Agentic Reinforcement Learning for Search is Unsafe

TL;DR

This paper reveals that agentic reinforcement learning models for search are vulnerable to simple attacks that induce harmful searches, exposing safety weaknesses in current training methods and emphasizing the need for safety-aware RL pipelines.

Contribution

It identifies specific vulnerabilities in RL-trained search models, demonstrating how simple attacks can significantly reduce safety measures and highlighting the necessity for safety-aware training.

Findings

Attacks reduce refusal rates by up to 60%.

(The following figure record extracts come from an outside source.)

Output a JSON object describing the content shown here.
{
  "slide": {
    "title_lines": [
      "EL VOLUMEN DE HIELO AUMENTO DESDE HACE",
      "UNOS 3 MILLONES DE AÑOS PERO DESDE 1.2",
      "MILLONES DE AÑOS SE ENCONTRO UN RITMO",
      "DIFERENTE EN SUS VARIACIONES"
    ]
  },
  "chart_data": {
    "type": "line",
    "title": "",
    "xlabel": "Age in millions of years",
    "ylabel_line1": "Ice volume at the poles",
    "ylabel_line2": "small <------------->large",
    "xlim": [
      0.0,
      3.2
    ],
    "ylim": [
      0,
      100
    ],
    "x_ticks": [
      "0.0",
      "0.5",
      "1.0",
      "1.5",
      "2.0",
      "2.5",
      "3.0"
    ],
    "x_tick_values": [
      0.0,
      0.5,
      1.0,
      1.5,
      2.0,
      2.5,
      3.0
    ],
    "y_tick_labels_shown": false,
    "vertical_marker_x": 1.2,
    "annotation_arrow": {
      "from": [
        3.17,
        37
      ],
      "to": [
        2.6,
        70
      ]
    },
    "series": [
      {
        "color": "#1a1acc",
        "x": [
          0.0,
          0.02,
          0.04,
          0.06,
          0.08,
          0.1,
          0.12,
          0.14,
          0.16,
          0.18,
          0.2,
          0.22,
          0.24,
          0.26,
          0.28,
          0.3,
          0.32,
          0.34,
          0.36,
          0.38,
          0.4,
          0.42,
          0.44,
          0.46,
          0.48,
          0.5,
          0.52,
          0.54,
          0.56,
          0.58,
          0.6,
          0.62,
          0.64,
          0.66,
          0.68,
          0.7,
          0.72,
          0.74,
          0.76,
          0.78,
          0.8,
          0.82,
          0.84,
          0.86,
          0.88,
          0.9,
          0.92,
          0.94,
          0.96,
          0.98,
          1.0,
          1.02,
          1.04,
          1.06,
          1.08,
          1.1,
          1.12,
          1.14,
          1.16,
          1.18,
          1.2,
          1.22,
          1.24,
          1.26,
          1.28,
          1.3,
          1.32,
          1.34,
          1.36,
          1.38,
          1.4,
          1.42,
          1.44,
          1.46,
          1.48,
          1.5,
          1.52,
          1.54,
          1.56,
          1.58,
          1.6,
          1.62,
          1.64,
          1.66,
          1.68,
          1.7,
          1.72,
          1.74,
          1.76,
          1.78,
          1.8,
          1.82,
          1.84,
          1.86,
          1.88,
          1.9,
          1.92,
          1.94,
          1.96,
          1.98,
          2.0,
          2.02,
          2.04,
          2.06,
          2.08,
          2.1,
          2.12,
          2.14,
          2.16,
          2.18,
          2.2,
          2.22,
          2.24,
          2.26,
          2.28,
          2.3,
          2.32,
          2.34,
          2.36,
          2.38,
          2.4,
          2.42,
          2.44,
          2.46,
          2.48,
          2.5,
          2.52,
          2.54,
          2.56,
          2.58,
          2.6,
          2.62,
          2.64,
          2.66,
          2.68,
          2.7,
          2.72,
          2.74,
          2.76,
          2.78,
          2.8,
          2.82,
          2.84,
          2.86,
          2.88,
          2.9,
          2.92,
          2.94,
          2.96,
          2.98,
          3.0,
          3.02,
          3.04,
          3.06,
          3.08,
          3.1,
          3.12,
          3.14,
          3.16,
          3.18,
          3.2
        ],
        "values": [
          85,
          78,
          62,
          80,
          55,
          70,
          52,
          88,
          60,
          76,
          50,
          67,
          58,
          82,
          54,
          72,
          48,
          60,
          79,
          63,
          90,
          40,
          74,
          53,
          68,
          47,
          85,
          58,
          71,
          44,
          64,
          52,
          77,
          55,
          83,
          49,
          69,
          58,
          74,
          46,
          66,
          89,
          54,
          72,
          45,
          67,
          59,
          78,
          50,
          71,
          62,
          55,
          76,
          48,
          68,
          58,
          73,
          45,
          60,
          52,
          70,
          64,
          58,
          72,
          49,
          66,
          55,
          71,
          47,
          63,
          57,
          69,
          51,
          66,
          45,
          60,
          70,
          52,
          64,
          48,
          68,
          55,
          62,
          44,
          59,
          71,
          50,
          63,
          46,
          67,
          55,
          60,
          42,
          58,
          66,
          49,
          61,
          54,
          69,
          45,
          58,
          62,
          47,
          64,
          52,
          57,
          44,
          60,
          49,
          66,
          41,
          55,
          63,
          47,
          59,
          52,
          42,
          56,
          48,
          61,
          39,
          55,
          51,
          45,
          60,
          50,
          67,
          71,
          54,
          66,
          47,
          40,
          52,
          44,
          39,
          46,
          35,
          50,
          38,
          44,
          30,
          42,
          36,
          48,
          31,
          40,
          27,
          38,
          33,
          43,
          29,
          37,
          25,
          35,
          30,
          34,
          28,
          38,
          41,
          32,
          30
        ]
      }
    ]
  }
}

Answer safety decreases by 82.5%.

Search-query safety drops by 82.4%.

Abstract

Agentic reinforcement learning (RL) trains large language models to autonomously call tools during reasoning, with search as the most common application. These models excel at multi-step reasoning tasks, but their safety properties are not well understood. In this study, we show that RL-trained search models inherit refusal from instruction tuning and often deflect harmful requests by turning them into safe queries. However, this safety is fragile. Two simple attacks, one that forces the model to begin response with search (Search attack), another that encourages models to repeatedly search (Multi-search attack), trigger cascades of harmful searches and answers. Across two model families (Qwen, Llama) with both local and web search, these attacks lower refusal rates by up to 60.0%, answer safety by 82.5%, and search-query safety by 82.4%. The attacks succeed by triggering models to generate harmful, request-mirroring search queries before they can generate the inherited refusal tokens. This exposes a core weakness of current RL training: it rewards continued generation of effective queries without accounting for their harmfulness. As a result, RL search models have vulnerabilities that users can easily exploit, making it urgent to develop safety-aware agentic RL pipelines optimising for safe search.